On several occasions, I have written about whether scienter is required under Corporations Code Section 25401. That question surfaced again last week in Judge Gonzolo P. Curiel’s ruling on the defendants’ motion to dismiss federal and state securities law claims in Mueller v. San Diego Entm’t Partners, LLC, 2017 U.S. Dist. LEXIS 77643 (S.D. Cal. May 22, 2017). Judge Curiel’s position is unequivocal:
California securities fraud requires that a plaintiff show that “defendant engaged in a material misrepresentation or omission of fact, with scienter, in connection with the purchase or sale of a security, and economic loss.” Cal. Corp. Code §§ 25401, 25501.

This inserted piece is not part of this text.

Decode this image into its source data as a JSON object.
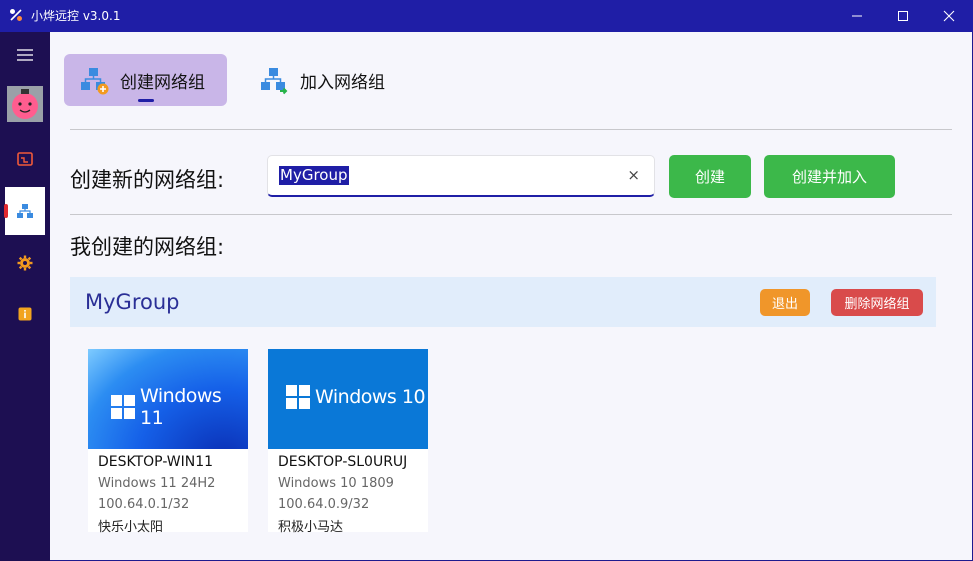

However, neither Section 25401 nor Section 25501 (which imposes liability for violations of Section 25401) requires that the plaintiff allege or prove scienter (Section 25501 does provide a “reasonable care” defense). Nonetheless, Judge Curiel may be correct. According to his ruling, the plaintiff purchased the securities at issue in 2014. Faithful readers may recall that in 2013, the California legislature amended Section 25401. In doing so, it was my view that the legislature had written scienter into Section 25401. See California Creates Complete Chaos By Rewriting Anti-Fraud Statute, But “We Are Against Fraud Aren’t We?”. Presumably recognizing the error of its ways, the legislature returned Section 25401 to its pre 2013 wording. See California Reverts To Former Securities Anti-Fraud Statute. Although the fact that the plaintiff purchased in 2014 supports Judge Curiel’s statement, it doesn’t explain why he quotes the current text of the statute (which does not support his ruling).
Matters may become further confused if AB 1517 (Muratsuchi and Chiu) is enacted this year. See What Do You Know? Bill Proposes To Eliminate Scienter.